Preheat the oven to 350°F. Grease and flour two 8-inch cake pans.
In a large bowl or the bowl of a stand mixer, beat together the sugar and butter until light and fluffy. Add the eggs one at a time, mixing well after each addition.
In a small bowl, whisk together the flour, baking powder, baking soda, and salt. In a small bowl or measuring cup, whisk together the buttermilk and vanilla.
With the mixer running on low speed, add the flour to the batter in three batches, alternating with the buttermilk. Mix until smooth. Divide the batter evenly between the prepared cake pans. Bake 30-35 minutes, until a toothpick inserted in the center comes out clean. Let cool completely.
While the cakes are baking, add the butter to a medium saucepan and melt over medium heat. Stir in the brown sugar, ¼ cup of cream, and the salt. Continue cooking, stirring frequently, until the caramel mixture begins to bubble and simmer. Simmer two minutes, then remove from heat. Pour the caramel into a large bowl or the bowl of a stand mixer. Let cool for at least 30 minutes.

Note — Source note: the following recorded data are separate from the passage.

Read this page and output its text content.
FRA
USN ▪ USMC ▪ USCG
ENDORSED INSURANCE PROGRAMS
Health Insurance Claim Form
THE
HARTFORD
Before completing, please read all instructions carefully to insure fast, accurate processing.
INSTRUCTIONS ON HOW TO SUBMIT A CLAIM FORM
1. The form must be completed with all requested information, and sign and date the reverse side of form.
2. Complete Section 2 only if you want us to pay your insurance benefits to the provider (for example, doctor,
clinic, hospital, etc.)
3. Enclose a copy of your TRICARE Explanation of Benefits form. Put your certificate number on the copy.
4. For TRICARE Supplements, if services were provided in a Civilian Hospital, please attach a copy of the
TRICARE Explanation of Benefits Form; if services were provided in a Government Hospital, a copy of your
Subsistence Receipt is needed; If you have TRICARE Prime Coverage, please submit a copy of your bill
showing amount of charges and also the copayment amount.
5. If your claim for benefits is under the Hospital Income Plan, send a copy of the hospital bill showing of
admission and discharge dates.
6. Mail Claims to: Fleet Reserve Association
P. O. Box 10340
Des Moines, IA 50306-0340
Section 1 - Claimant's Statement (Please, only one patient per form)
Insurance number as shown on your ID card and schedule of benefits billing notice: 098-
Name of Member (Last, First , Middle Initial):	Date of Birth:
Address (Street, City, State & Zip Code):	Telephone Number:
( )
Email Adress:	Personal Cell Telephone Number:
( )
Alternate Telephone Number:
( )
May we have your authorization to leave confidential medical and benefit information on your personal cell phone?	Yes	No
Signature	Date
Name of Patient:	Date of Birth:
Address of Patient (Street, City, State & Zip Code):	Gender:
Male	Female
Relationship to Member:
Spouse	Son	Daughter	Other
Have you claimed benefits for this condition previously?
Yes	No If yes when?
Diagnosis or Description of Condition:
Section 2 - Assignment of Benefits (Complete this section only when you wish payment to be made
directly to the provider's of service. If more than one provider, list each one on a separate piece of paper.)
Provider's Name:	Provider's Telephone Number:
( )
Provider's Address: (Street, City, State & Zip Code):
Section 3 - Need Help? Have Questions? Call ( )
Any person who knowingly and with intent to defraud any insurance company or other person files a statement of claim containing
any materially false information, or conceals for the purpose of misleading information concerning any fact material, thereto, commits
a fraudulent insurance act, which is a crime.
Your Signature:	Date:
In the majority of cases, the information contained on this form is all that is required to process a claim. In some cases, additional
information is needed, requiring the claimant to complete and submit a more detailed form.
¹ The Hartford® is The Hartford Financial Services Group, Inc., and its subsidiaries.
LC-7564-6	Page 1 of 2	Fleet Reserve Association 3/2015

After the caramel has cooled, add 3 cups of powdered sugar and the remaining ¼ cup of heavy cream, and mix until smooth. Add additional powdered sugar as needed to make a frosting that is smooth, with a buttercream consistency.
To assemble the cake, level the tops with a serrated knife. Spread 1 cup of frosting on top of one layer of the cake, then top with the remaining layer. Frost the sides and top of the cake. Drizzle with the caramel ice cream topping as desired, and serve.